Gisha, an Israeli rights group that closely monitors Gaza, said Israel needed to lift its restrictions on movement into and out of the territory to help the economy function.
“Factories in Gaza repurposing their production lines to make personal protective equipment demonstrates what’s possible when the Strip has access to markets and materials,” the group said in a statement. “In the post-coronavirus era, there should be no place for unnecessary restrictions on movement that thwart livelihoods and the health of entire communities.”
As successful as the protective-gear boom has been, apparel industry leaders in Gaza say they fear it will run its course all too soon.
“The coronavirus will be temporary, which means the need for masks and protective suits will be temporary, too,” said Fouad Odeh, an official at the Palestinian Federation of Garment, Textile and Leather Industries. “We will ultimately need to rely on making clothing.”

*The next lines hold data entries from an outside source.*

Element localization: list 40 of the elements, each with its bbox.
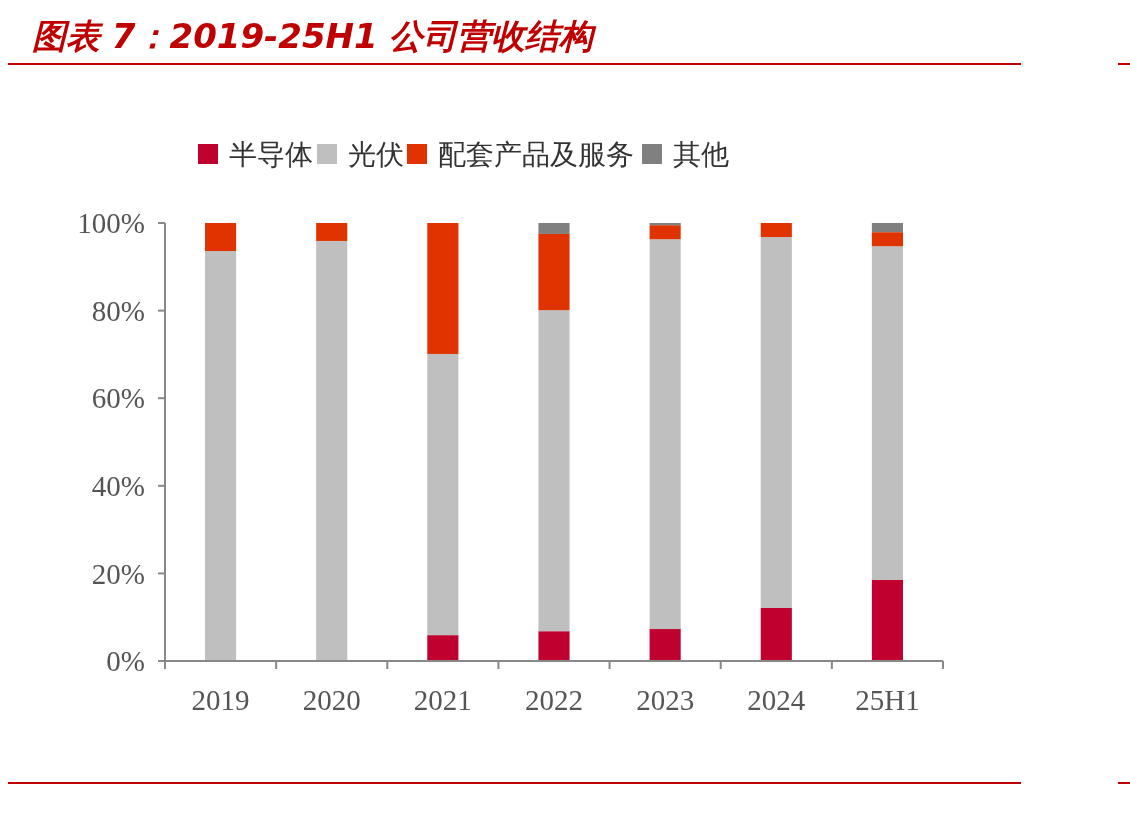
x-tick-label: 2021 (413, 684, 472, 716)
bar (871, 579, 903, 661)
legend-label: 配套产品及服务 (438, 138, 634, 171)
bar (649, 225, 681, 240)
bar (427, 635, 459, 661)
x-tick-label: 2024 (747, 684, 806, 716)
x-tick-label: 25H1 (855, 684, 920, 716)
bar (316, 240, 348, 661)
bar (871, 223, 903, 233)
y-tick-label: 100% (77, 207, 145, 240)
legend-label: 其他 (673, 138, 729, 171)
legend-label: 半导体 (229, 138, 313, 171)
chart-title: 图表 7：2019-25H1 公司营收结构 (32, 16, 598, 56)
x-tick-label: 2020 (302, 684, 361, 716)
bar (538, 310, 570, 632)
bar (760, 237, 792, 608)
x-tick-label: 2019 (191, 684, 250, 716)
bar (871, 232, 903, 247)
bar (871, 246, 903, 580)
bar (649, 629, 681, 661)
bar (427, 353, 459, 636)
x-tick-label: 2023 (636, 684, 695, 716)
bar (538, 233, 570, 311)
y-tick-label: 80% (91, 294, 145, 327)
bar (427, 223, 459, 354)
y-tick-label: 40% (91, 469, 145, 502)
bar (205, 223, 237, 252)
bar (649, 223, 681, 226)
bar (205, 251, 237, 661)
y-tick-label: 20% (91, 557, 145, 590)
bar (316, 223, 348, 241)
bar (649, 239, 681, 630)
bar (760, 223, 792, 238)
legend-label: 光伏 (348, 138, 404, 171)
y-tick-label: 60% (91, 382, 145, 415)
bar (538, 631, 570, 661)
bar (760, 608, 792, 661)
x-tick-label: 2022 (525, 684, 583, 716)
y-tick-label: 0% (106, 645, 145, 678)
bar (538, 223, 570, 234)
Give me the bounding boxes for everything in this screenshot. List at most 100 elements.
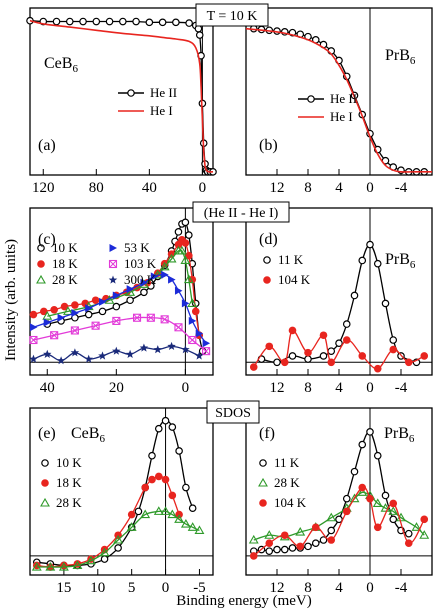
panel-f-point	[366, 494, 374, 503]
panel-a-xtick-label: 0	[199, 180, 207, 196]
panel-f-point	[373, 451, 382, 460]
panel-c-point	[181, 345, 190, 354]
panel-c-point	[202, 347, 211, 356]
panel-d-xtick-label: 4	[335, 380, 343, 396]
panel-e-point	[134, 507, 143, 516]
panel-f-material: PrB6	[384, 425, 415, 445]
panel-f-point	[295, 526, 306, 536]
middle-label-box	[192, 201, 290, 223]
panel-e-legend-label: 10 K	[56, 455, 82, 470]
panel-f-point	[265, 539, 274, 547]
panel-f: 12 8 4 0 -4 11 K 28 K 104 K	[245, 407, 433, 596]
panel-f-legend-item: 28 K	[258, 475, 300, 490]
panel-e-legend-label: 28 K	[56, 495, 82, 510]
panel-c-point	[185, 251, 193, 260]
panel-a-point	[145, 18, 154, 27]
panel-e-legend-item: 10 K	[41, 455, 82, 470]
panel-c-point	[70, 348, 80, 357]
panel-d-xtick-label: 12	[270, 380, 285, 396]
panel-f-point	[248, 534, 259, 544]
panel-a-legend-label: He I	[150, 103, 173, 118]
panel-c-point	[140, 288, 148, 297]
panel-f-point	[350, 467, 359, 476]
panel-b-label: (b)	[259, 137, 278, 154]
panel-f-point	[358, 440, 367, 449]
panel-e-point	[161, 475, 170, 484]
panel-f-point	[380, 503, 391, 512]
panel-a-legend-label: He II	[150, 85, 177, 100]
panel-f-xtick-label: 8	[304, 580, 312, 596]
panel-e-legend-marker	[41, 479, 49, 487]
panel-d-xtick-label: 8	[304, 380, 312, 396]
panel-f-point	[404, 529, 413, 538]
panel-c-point	[29, 335, 38, 345]
panel-e-point	[180, 518, 191, 528]
panel-f-point	[349, 493, 360, 503]
panel-e-point	[167, 509, 178, 519]
panel-f-legend-label: 11 K	[274, 455, 300, 470]
panel-a-point	[92, 17, 101, 26]
panel-b-xtick-label: 12	[270, 180, 285, 196]
panel-f-legend-label: 104 K	[274, 495, 307, 510]
panel-d-series-0-line	[261, 243, 417, 363]
panel-a-series-0-line	[29, 20, 213, 173]
panel-e-legend-marker	[40, 497, 50, 507]
panel-d-point	[280, 358, 289, 367]
panel-d-point	[319, 352, 328, 360]
panel-c-point	[166, 253, 177, 263]
panel-d-point	[389, 345, 398, 354]
panel-c-point	[188, 335, 197, 345]
panel-c-point	[174, 228, 183, 236]
panel-c-point	[139, 343, 149, 352]
panel-e-legend-item: 18 K	[41, 475, 82, 490]
panel-c-point	[185, 231, 193, 239]
panel-e-xtick-label: -5	[193, 580, 206, 596]
panel-f-point	[357, 487, 368, 496]
panel-c-point	[126, 296, 134, 305]
panel-d-point	[249, 363, 258, 371]
panel-c-point	[150, 272, 159, 281]
panel-c-point	[126, 285, 135, 294]
panel-e-point	[161, 416, 170, 425]
panel-e-point	[194, 525, 205, 535]
panel-c-point	[29, 310, 38, 319]
panel-f-point	[411, 522, 422, 531]
panel-f-point	[327, 526, 336, 535]
panel-a-label: (a)	[38, 137, 56, 154]
panel-c-point	[183, 274, 194, 284]
panel-e-point	[140, 509, 151, 519]
panel-f-label: (f)	[259, 425, 275, 442]
panel-c-point	[98, 351, 107, 360]
panel-c-legend-label: 103 K	[124, 256, 157, 271]
panel-d-series-0	[257, 240, 421, 367]
panel-d-point	[389, 336, 398, 344]
panel-c-point	[167, 341, 176, 350]
panel-c-legend-marker	[108, 275, 118, 284]
bottom-label-box	[206, 400, 260, 424]
panel-a: 120 80 40 0 He II He I	[26, 7, 217, 196]
panel-e-point	[113, 534, 124, 544]
panel-b-series-1	[245, 27, 432, 173]
panel-e-point	[45, 561, 56, 571]
panel-e-point	[141, 483, 150, 492]
panel-c-legend-marker	[36, 274, 46, 284]
panel-d-material: PrB6	[385, 251, 416, 271]
panel-c-legend-label: 53 K	[124, 240, 150, 255]
panel-f-point	[264, 530, 275, 539]
panel-c-point	[71, 301, 79, 309]
panel-c-xtick-label: 40	[40, 380, 55, 396]
panel-c-point	[153, 345, 162, 354]
panel-c-point	[29, 323, 38, 332]
panel-e-point	[175, 447, 183, 455]
panel-f-point	[265, 547, 274, 555]
panel-a-point	[105, 17, 114, 26]
panel-c-point	[180, 255, 191, 265]
panel-a-xtick-label: 40	[142, 180, 157, 196]
y-axis-title: Intensity (arb. units)	[3, 239, 19, 361]
panel-f-point	[389, 499, 398, 508]
panel-c-legend-marker	[108, 259, 118, 269]
panel-c-point	[60, 302, 69, 311]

Some factories have already felt the demand for masks decline, which their owners mainly attributed to the arrival of large Chinese shipments of them in Israel. Hassan Shehada, the owner of Hassanco, said he was still trying to find a buyer for 120,000 masks packed in boxes in his factory. And Bahaa Madhoun, director of Noor al-Bahaa in Gaza City, said his company had outstanding orders for only 20,000 masks, down from hundreds of thousands only weeks ago.

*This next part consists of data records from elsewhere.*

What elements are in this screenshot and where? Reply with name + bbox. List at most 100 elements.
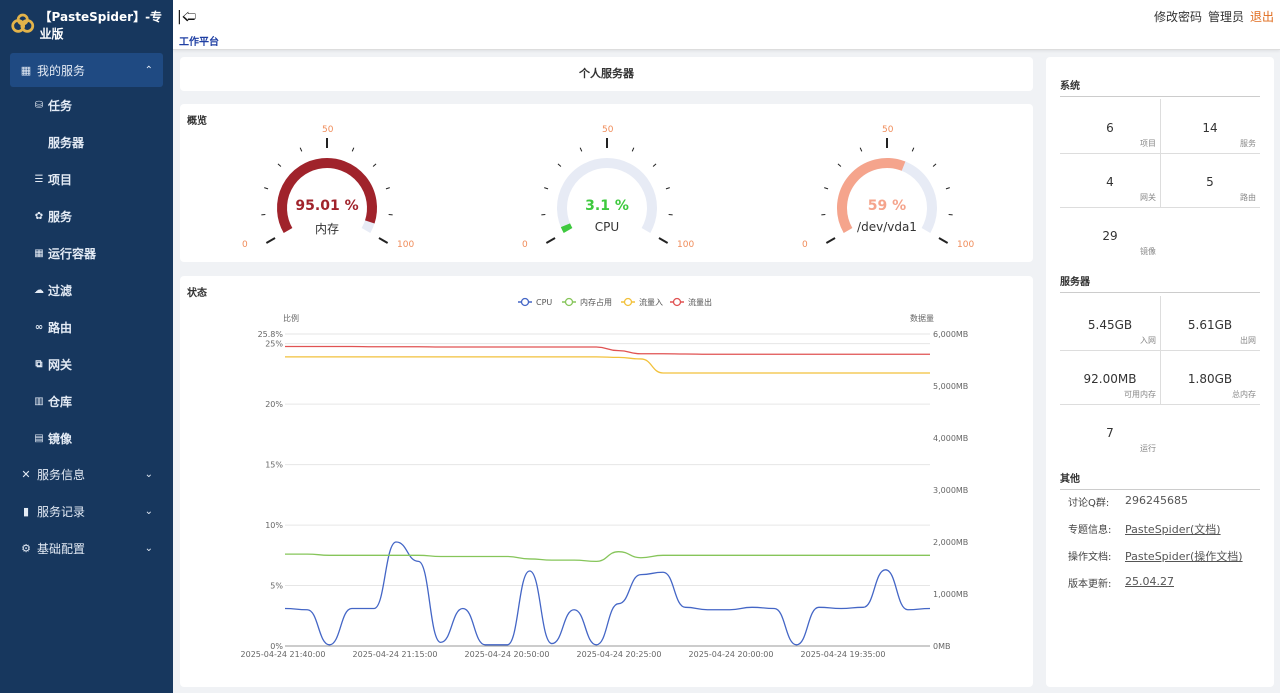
menu-service-records[interactable]: ▮ 服务记录 ⌄ xyxy=(10,494,163,528)
other-key: 操作文档: xyxy=(1068,552,1112,563)
admin-label[interactable]: 管理员 xyxy=(1207,10,1244,24)
server-title: 服务器 xyxy=(1060,273,1260,293)
legend-marker xyxy=(520,297,530,307)
menu-my-services[interactable]: ▦ 我的服务 ⌃ xyxy=(10,53,163,87)
sidebar-item-label: 镜像 xyxy=(48,432,73,446)
breadcrumb[interactable]: 工作平台 xyxy=(179,37,219,48)
gauge-name: /dev/vda1 xyxy=(857,220,917,234)
server-stat-4: 7 运行 xyxy=(1060,404,1160,458)
sidebar-item-2[interactable]: ☰ 项目 xyxy=(0,161,173,198)
divider xyxy=(1060,350,1260,351)
stat-label: 服务 xyxy=(1240,139,1256,148)
gauge-tick xyxy=(911,147,915,152)
other-row-0: 讨论Q群: 296245685 xyxy=(1068,494,1188,509)
gauge-tick xyxy=(665,187,670,190)
sidebar-item-label: 项目 xyxy=(48,173,73,187)
x-tick: 2025-04-24 21:15:00 xyxy=(353,650,438,659)
stat-value: 29 xyxy=(1102,229,1118,243)
sidebar-item-label: 服务 xyxy=(48,210,73,224)
system-stat-3: 5 路由 xyxy=(1160,153,1260,207)
series-line-2 xyxy=(284,356,930,374)
topbar: |🢠 工作平台 修改密码 管理员 退出 xyxy=(173,0,1280,50)
other-link[interactable]: PasteSpider(操作文档) xyxy=(1125,550,1243,563)
gauge-2: 59 % /dev/vda1 0 50 100 xyxy=(787,122,987,257)
series-line-3 xyxy=(285,345,930,355)
other-link[interactable]: PasteSpider(文档) xyxy=(1125,523,1221,536)
y-left-label: 比例 xyxy=(283,313,299,323)
link-icon: ∞ xyxy=(34,322,44,333)
legend-item: CPU xyxy=(536,298,552,307)
brand[interactable]: 【PasteSpider】-专业版 xyxy=(0,0,173,50)
gauge-fill xyxy=(560,223,573,233)
menu-service-info[interactable]: ✕ 服务信息 ⌄ xyxy=(10,457,163,491)
gauge-mid: 50 xyxy=(602,125,614,135)
stat-value: 14 xyxy=(1202,121,1218,135)
overview-title: 概览 xyxy=(187,116,207,127)
gauge-tick xyxy=(859,147,863,152)
y-left-tick: 0% xyxy=(270,642,283,651)
gauge-tick xyxy=(938,237,949,244)
gauge-tick xyxy=(579,147,583,152)
sidebar-item-4[interactable]: ▦ 运行容器 xyxy=(0,235,173,272)
y-left-tick: 20% xyxy=(265,400,283,409)
stat-label: 镜像 xyxy=(1140,247,1156,256)
info-panel: 系统 6 项目 14 服务 4 网关 5 路由 29 镜像 服务器 5.45GB 入网 5.61GB 出… xyxy=(1046,57,1274,687)
sidebar-item-8[interactable]: ▥ 仓库 xyxy=(0,383,173,420)
logout-link[interactable]: 退出 xyxy=(1249,10,1274,24)
divider xyxy=(1060,207,1260,208)
submenu: ⛁ 任务服务器 ☰ 项目 ✿ 服务 ▦ 运行容器 ☁ 过滤 ∞ 路由 ⧉ 网关 ▥ 仓库 ▤ 镜像 xyxy=(0,87,173,457)
collapse-menu-icon[interactable]: |🢠 xyxy=(177,9,197,25)
sidebar-item-9[interactable]: ▤ 镜像 xyxy=(0,420,173,457)
tools-icon: ✕ xyxy=(21,467,31,481)
stat-label: 入网 xyxy=(1140,336,1156,345)
chevron-up-icon: ⌃ xyxy=(144,64,153,76)
legend-marker xyxy=(623,297,633,307)
status-title: 状态 xyxy=(187,288,207,299)
menu-base-config[interactable]: ⚙ 基础配置 ⌄ xyxy=(10,531,163,565)
change-password-link[interactable]: 修改密码 xyxy=(1153,10,1202,24)
stat-value: 1.80GB xyxy=(1187,372,1233,386)
gauge-max: 100 xyxy=(677,240,695,250)
other-link[interactable]: 25.04.27 xyxy=(1125,575,1174,588)
system-stat-0: 6 项目 xyxy=(1060,99,1160,153)
y-left-tick: 10% xyxy=(265,521,283,530)
status-card xyxy=(180,276,1033,687)
sidebar-item-0[interactable]: ⛁ 任务 xyxy=(0,87,173,124)
external-icon: ⧉ xyxy=(35,359,43,370)
gauge-tick xyxy=(265,237,276,244)
archive-icon: ▥ xyxy=(34,396,44,407)
legend-marker xyxy=(564,297,574,307)
x-tick: 2025-04-24 19:35:00 xyxy=(801,650,886,659)
ribbon-icon: ✿ xyxy=(34,211,44,222)
y-right-tick: 4,000MB xyxy=(933,434,968,443)
sidebar-item-7[interactable]: ⧉ 网关 xyxy=(0,346,173,383)
gauge-tick xyxy=(837,163,842,167)
sidebar-item-3[interactable]: ✿ 服务 xyxy=(0,198,173,235)
sidebar-item-1[interactable]: 服务器 xyxy=(0,124,173,161)
gauge-tick xyxy=(545,237,556,244)
gauge-tick xyxy=(378,237,389,244)
legend-marker xyxy=(672,297,682,307)
gauge-tick xyxy=(351,147,355,152)
sidebar: 【PasteSpider】-专业版 ▦ 我的服务 ⌃ ⛁ 任务服务器 ☰ 项目 ✿ 服务 ▦… xyxy=(0,0,173,693)
sidebar-item-label: 运行容器 xyxy=(48,247,97,261)
y-left-tick: 5% xyxy=(270,582,283,591)
gauge-tick xyxy=(824,187,829,190)
sidebar-item-5[interactable]: ☁ 过滤 xyxy=(0,272,173,309)
stat-label: 运行 xyxy=(1140,444,1156,453)
gauge-tick xyxy=(264,187,269,190)
database-icon: ⛁ xyxy=(34,100,44,111)
bag-icon: ▤ xyxy=(34,433,44,444)
sidebar-item-6[interactable]: ∞ 路由 xyxy=(0,309,173,346)
stat-value: 5.45GB xyxy=(1087,318,1133,332)
grid-icon: ▦ xyxy=(20,63,32,77)
gauge-tick xyxy=(652,163,657,167)
gauge-value: 3.1 % xyxy=(585,198,629,214)
stat-value: 5.61GB xyxy=(1187,318,1233,332)
gauge-min: 0 xyxy=(242,240,248,250)
menu-service-info-label: 服务信息 xyxy=(37,467,86,482)
gauge-max: 100 xyxy=(397,240,415,250)
other-row-2: 操作文档: PasteSpider(操作文档) xyxy=(1068,548,1243,564)
sidebar-item-label: 服务器 xyxy=(48,136,85,150)
stat-label: 总内存 xyxy=(1232,390,1256,399)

That leaves workers worrying that the happy new normal of gainful employment could give way to the return of hard times — just as the rest of the world is recovering from the pandemic.
“I’m afraid I’ll suddenly be told to go home,” said Raed Attar, a tailor at Hassanco, who had struggled to find steady work for a year before he was hired there recently. “My life would be very complicated again.”